Ancient Boldness. Moreover, say the street Christians, Christ can liberate the addict from other trips. They claim that genuine conversion can keep an addict off drugs as no other "cure" can, and the witness of their followers, like the testimony at faith-healing tent meetings, is filled with tales of needle-scarred young lives healed by Jesus. But in contrast with many conventional fundamentalists, their approach is open and joyful, notably lacking in self-righteous stiffness. The prevailing attitude is ecumenical. Many come from Roman Catholic or Jewish backgrounds.

So far, the street Christians have met with little opposition, possibly because their primary concern is not politics but the Gospel (most are pacifists, but they rarely demonstrate). Policemen love them. Businessmen contribute generously. Even a conservative evangelical theologian like Carl F.H. Henry applauds their "1st century boldness." Perhaps the major hurdle street Christians will have to overcome is the eternal temptation to turn spontaneity into drill.

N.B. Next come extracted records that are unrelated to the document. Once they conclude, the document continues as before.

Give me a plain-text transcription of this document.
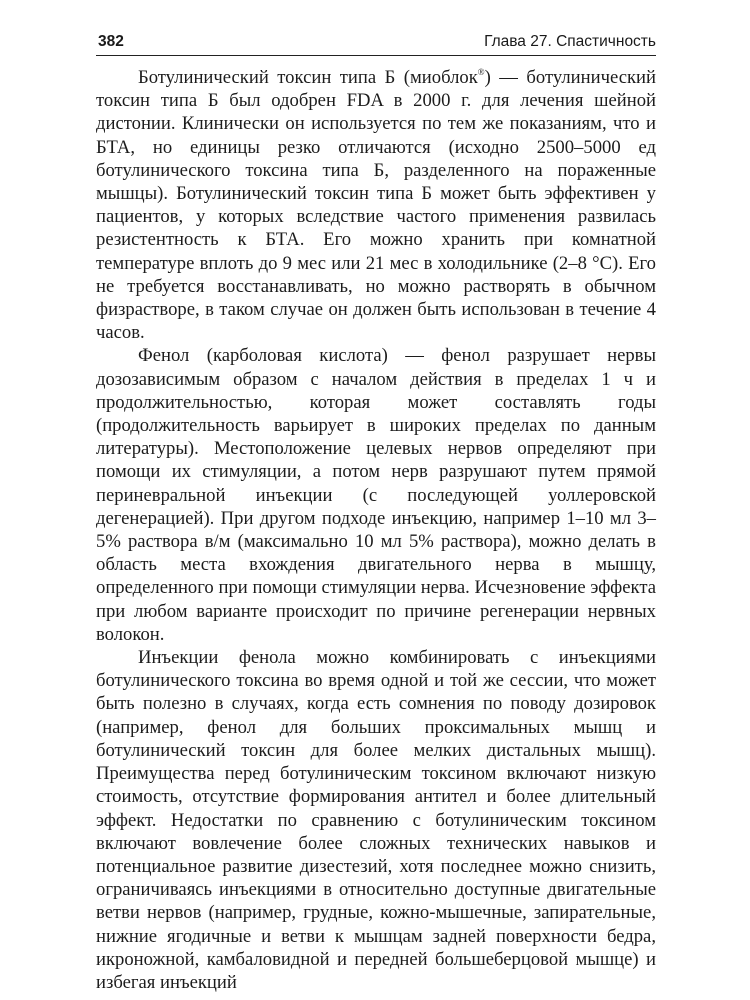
382	Глава 27. Спастичность

Ботулинический токсин типа Б (миоблок®) — ботулинический токсин типа Б был одобрен FDA в 2000 г. для лечения шейной дистонии. Клинически он используется по тем же показаниям, что и БТА, но единицы резко отличаются (исходно 2500–5000 ед ботулинического токсина типа Б, разделенного на пораженные мышцы). Ботулинический токсин типа Б может быть эффективен у пациентов, у которых вследствие частого применения развилась резистентность к БТА. Его можно хранить при комнатной температуре вплоть до 9 мес или 21 мес в холодильнике (2–8 °С). Его не требуется восстанавливать, но можно растворять в обычном физрастворе, в таком случае он должен быть использован в течение 4 часов.

Фенол (карболовая кислота) — фенол разрушает нервы дозозависимым образом с началом действия в пределах 1 ч и продолжительностью, которая может составлять годы (продолжительность варьирует в широких пределах по данным литературы). Местоположение целевых нервов определяют при помощи их стимуляции, а потом нерв разрушают путем прямой периневральной инъекции (с последующей уоллеровской дегенерацией). При другом подходе инъекцию, например 1–10 мл 3–5% раствора в/м (максимально 10 мл 5% раствора), можно делать в область места вхождения двигательного нерва в мышцу, определенного при помощи стимуляции нерва. Исчезновение эффекта при любом варианте происходит по причине регенерации нервных волокон.

Инъекции фенола можно комбинировать с инъекциями ботулинического токсина во время одной и той же сессии, что может быть полезно в случаях, когда есть сомнения по поводу дозировок (например, фенол для больших проксимальных мышц и ботулинический токсин для более мелких дистальных мышц). Преимущества перед ботулиническим токсином включают низкую стоимость, отсутствие формирования антител и более длительный эффект. Недостатки по сравнению с ботулиническим токсином включают вовлечение более сложных технических навыков и потенциальное развитие дизестезий, хотя последнее можно снизить, ограничиваясь инъекциями в относительно доступные двигательные ветви нервов (например, грудные, кожно-мышечные, запирательные, нижние ягодичные и ветви к мышцам задней поверхности бедра, икроножной, камбаловидной и передней большеберцовой мышце) и избегая инъекций
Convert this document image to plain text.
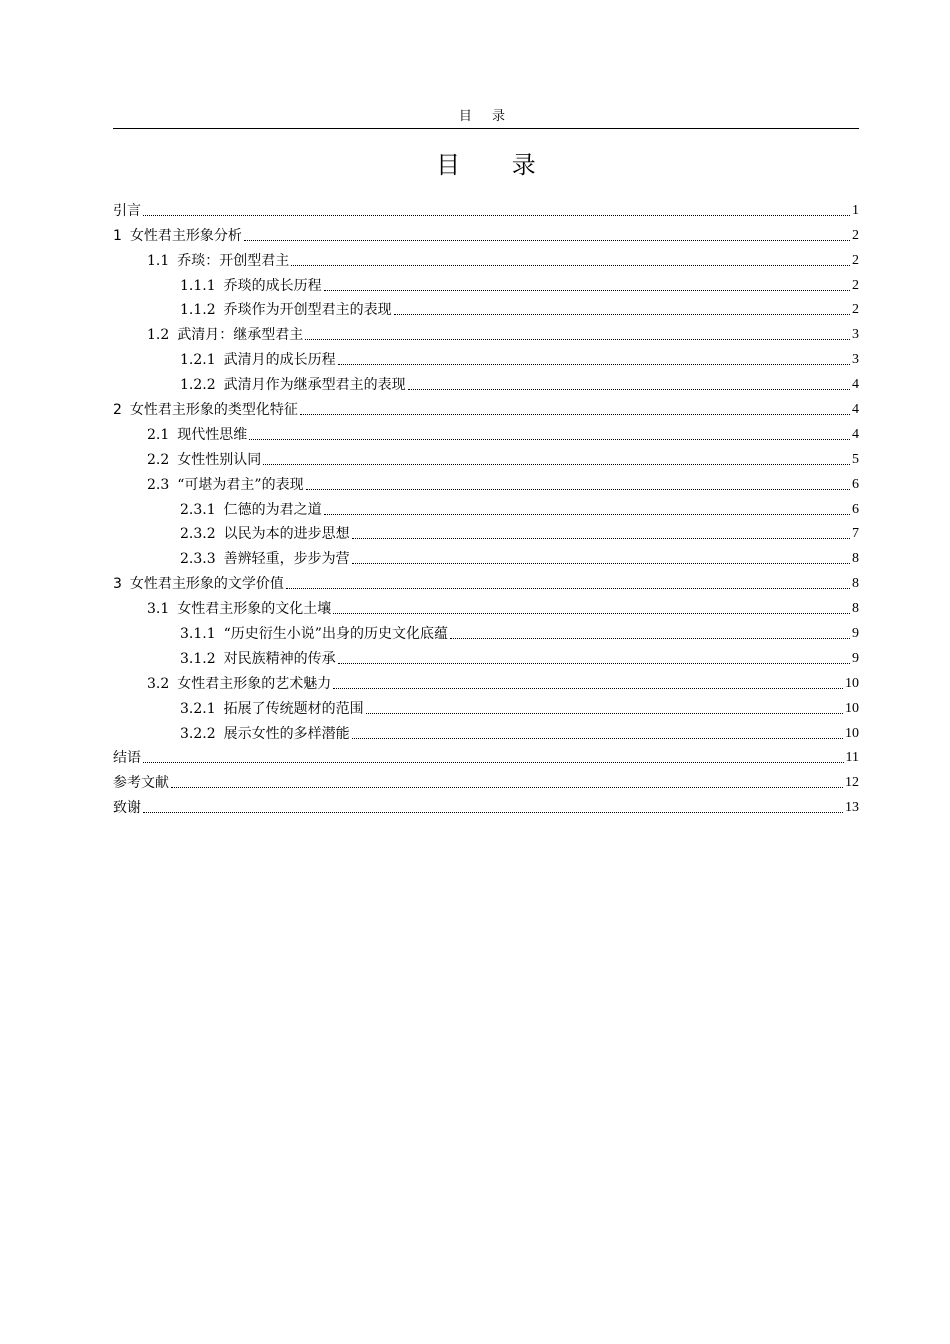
目 录
目 录
引言	1
1 女性君主形象分析	2
1.1 乔琰：开创型君主	2
1.1.1 乔琰的成长历程	2
1.1.2 乔琰作为开创型君主的表现	2
1.2 武清月：继承型君主	3
1.2.1 武清月的成长历程	3
1.2.2 武清月作为继承型君主的表现	4
2 女性君主形象的类型化特征	4
2.1 现代性思维	4
2.2 女性性别认同	5
2.3 “可堪为君主”的表现	6
2.3.1 仁德的为君之道	6
2.3.2 以民为本的进步思想	7
2.3.3 善辨轻重，步步为营	8
3 女性君主形象的文学价值	8
3.1 女性君主形象的文化土壤	8
3.1.1 “历史衍生小说”出身的历史文化底蕴	9
3.1.2 对民族精神的传承	9
3.2 女性君主形象的艺术魅力	10
3.2.1 拓展了传统题材的范围	10
3.2.2 展示女性的多样潜能	10
结语	11
参考文献	12
致谢	13
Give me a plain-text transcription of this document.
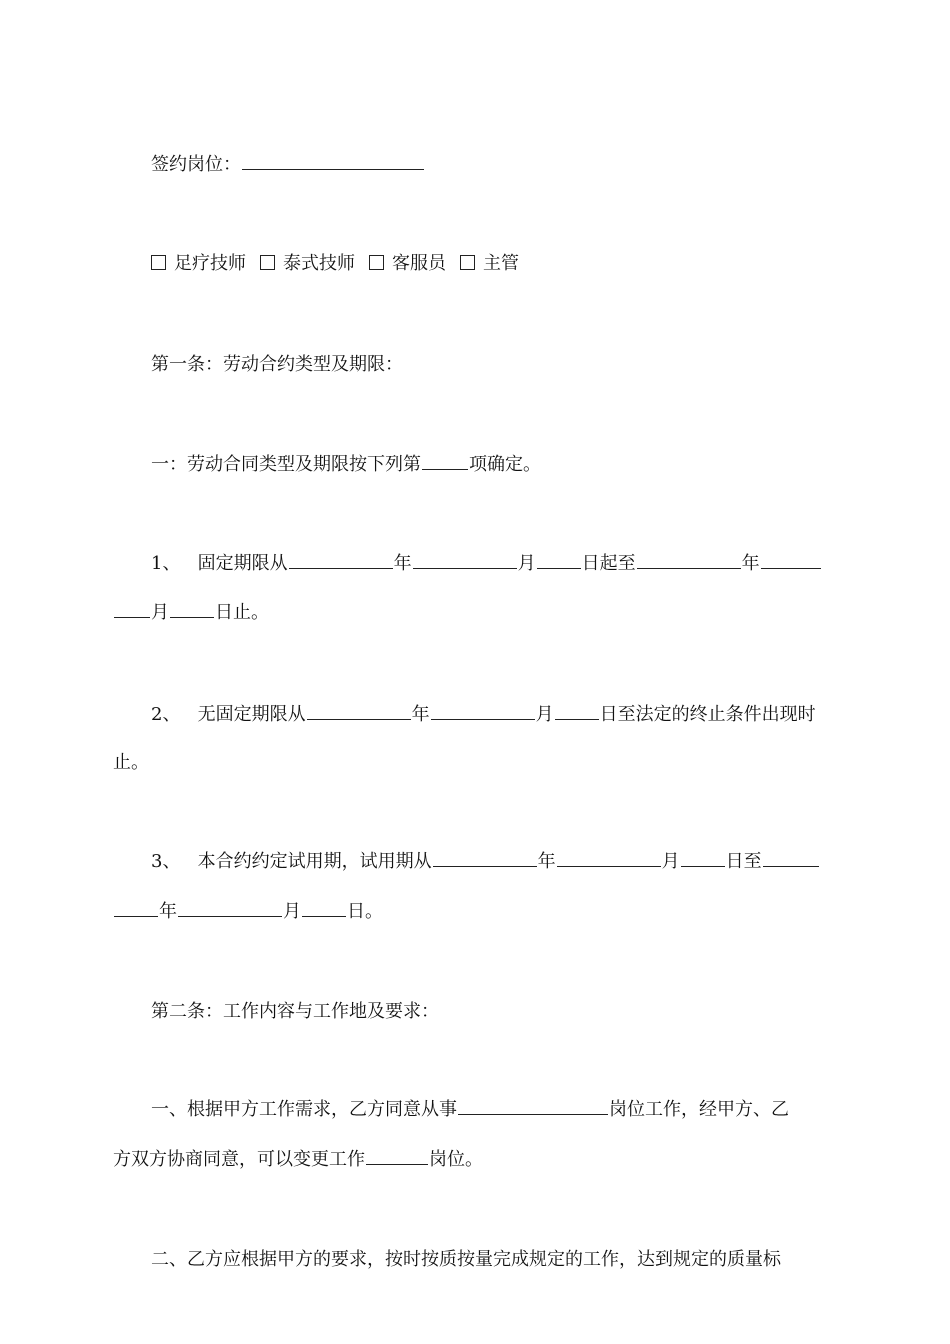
签约岗位：
足疗技师 泰式技师 客服员 主管
第一条：劳动合约类型及期限：
一：劳动合同类型及期限按下列第	项确定。
1、 固定期限从	年	月	日起至	年
月	日止。
2、 无固定期限从	年	月	日至法定的终止条件出现时
止。
3、 本合约约定试用期，试用期从	年	月	日至
年	月	日。
第二条：工作内容与工作地及要求：
一、根据甲方工作需求，乙方同意从事	岗位工作，经甲方、乙
方双方协商同意，可以变更工作	岗位。
二、乙方应根据甲方的要求，按时按质按量完成规定的工作，达到规定的质量标
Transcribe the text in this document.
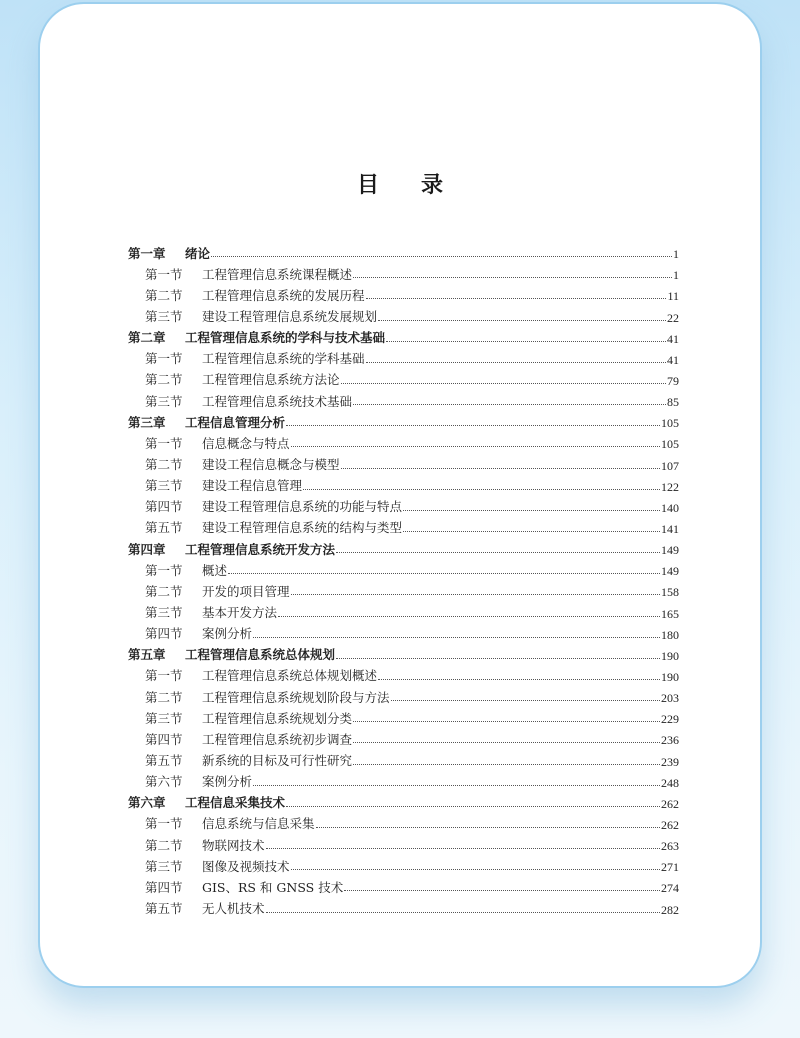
目 录
第一章	绪论	1
第一节	工程管理信息系统课程概述	1
第二节	工程管理信息系统的发展历程	11
第三节	建设工程管理信息系统发展规划	22
第二章	工程管理信息系统的学科与技术基础	41
第一节	工程管理信息系统的学科基础	41
第二节	工程管理信息系统方法论	79
第三节	工程管理信息系统技术基础	85
第三章	工程信息管理分析	105
第一节	信息概念与特点	105
第二节	建设工程信息概念与模型	107
第三节	建设工程信息管理	122
第四节	建设工程管理信息系统的功能与特点	140
第五节	建设工程管理信息系统的结构与类型	141
第四章	工程管理信息系统开发方法	149
第一节	概述	149
第二节	开发的项目管理	158
第三节	基本开发方法	165
第四节	案例分析	180
第五章	工程管理信息系统总体规划	190
第一节	工程管理信息系统总体规划概述	190
第二节	工程管理信息系统规划阶段与方法	203
第三节	工程管理信息系统规划分类	229
第四节	工程管理信息系统初步调查	236
第五节	新系统的目标及可行性研究	239
第六节	案例分析	248
第六章	工程信息采集技术	262
第一节	信息系统与信息采集	262
第二节	物联网技术	263
第三节	图像及视频技术	271
第四节	GIS、RS 和 GNSS 技术	274
第五节	无人机技术	282
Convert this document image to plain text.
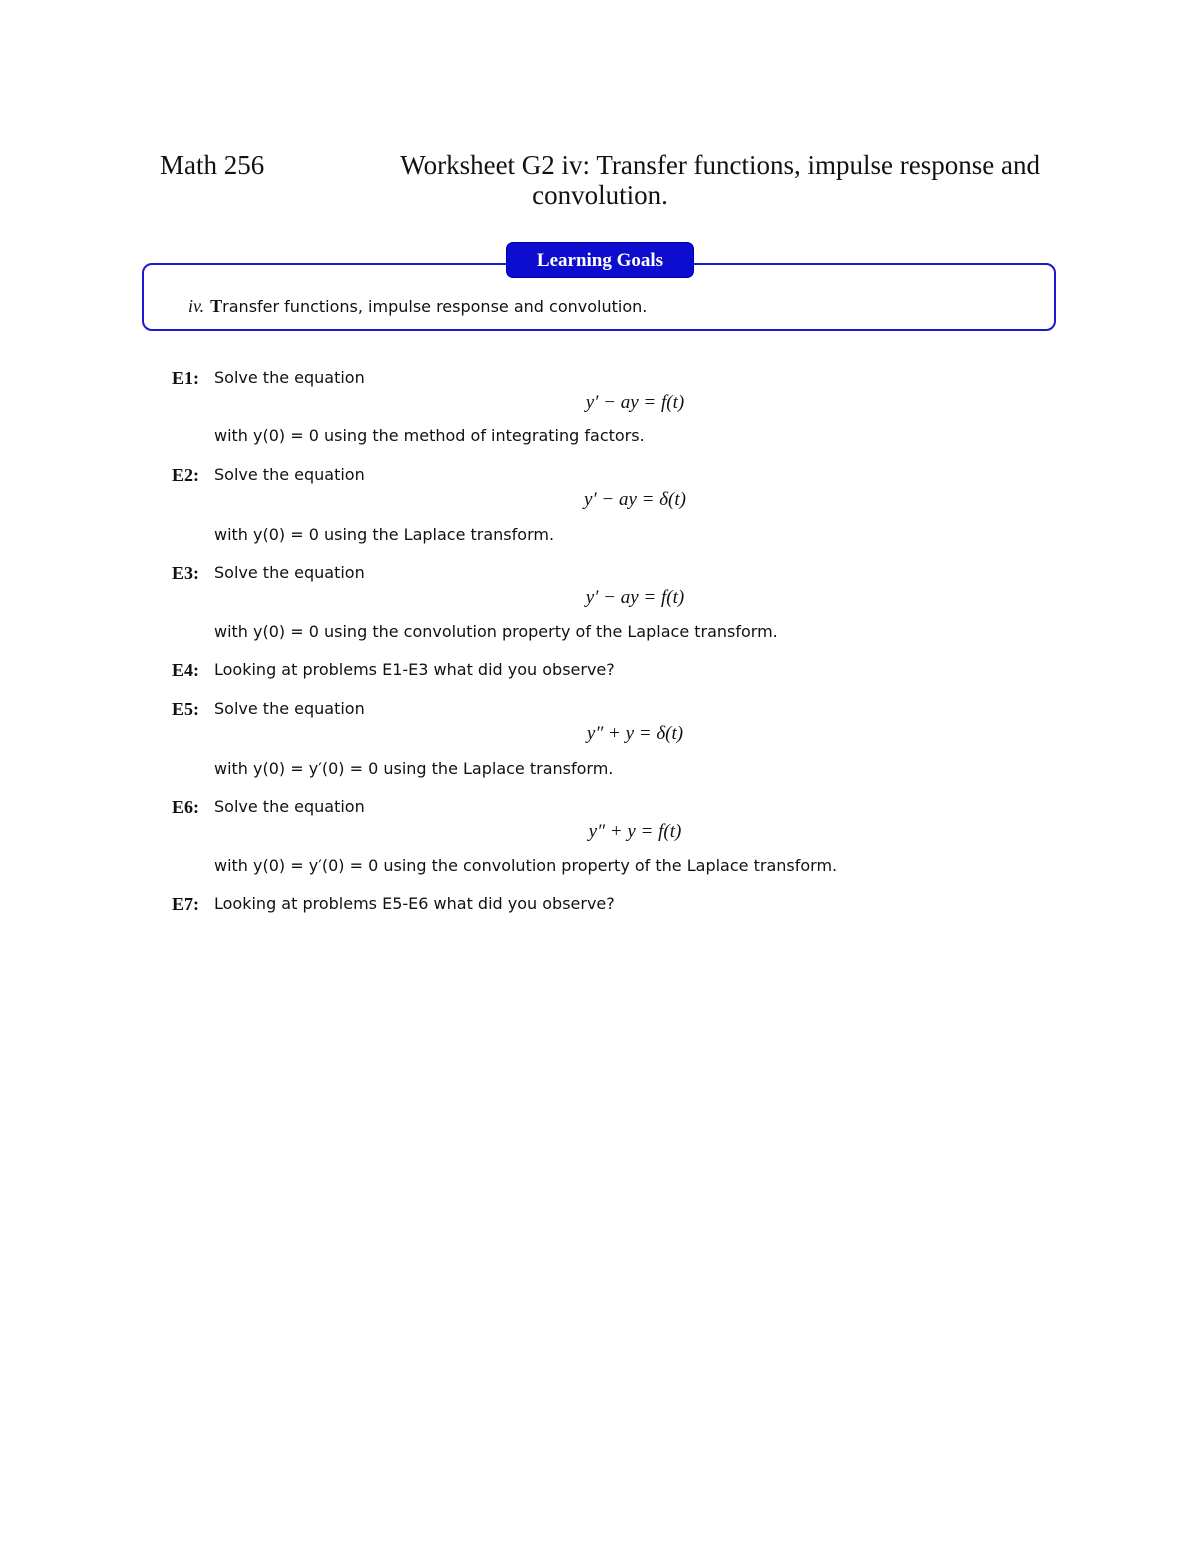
Math 256	Worksheet G2 iv: Transfer functions, impulse response and
convolution.
Learning Goals
iv. Transfer functions, impulse response and convolution.
E1: Solve the equation
y′ − ay = f(t)
with y(0) = 0 using the method of integrating factors.
E2: Solve the equation
y′ − ay = δ(t)
with y(0) = 0 using the Laplace transform.
E3: Solve the equation
y′ − ay = f(t)
with y(0) = 0 using the convolution property of the Laplace transform.
E4: Looking at problems E1-E3 what did you observe?
E5: Solve the equation
y″ + y = δ(t)
with y(0) = y′(0) = 0 using the Laplace transform.
E6: Solve the equation
y″ + y = f(t)
with y(0) = y′(0) = 0 using the convolution property of the Laplace transform.
E7: Looking at problems E5-E6 what did you observe?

Clayton House, one of San Francisco's earliest, seems to have succumbed already. Founder Richard Key and his entourage now tape broadcasts for ten radio stations, publish a newsletter soliciting contributions, and maintain a 24-hour prayer room to forward the petitions of their benefactors. Meanwhile, Clayton House has abandoned the now largely black Haight-Ashbury scene just down the hill. "God has taken us out of the street ministry," explains one member. Of the potential converts still remaining in the Haight, he says: "Their hearts are hardened."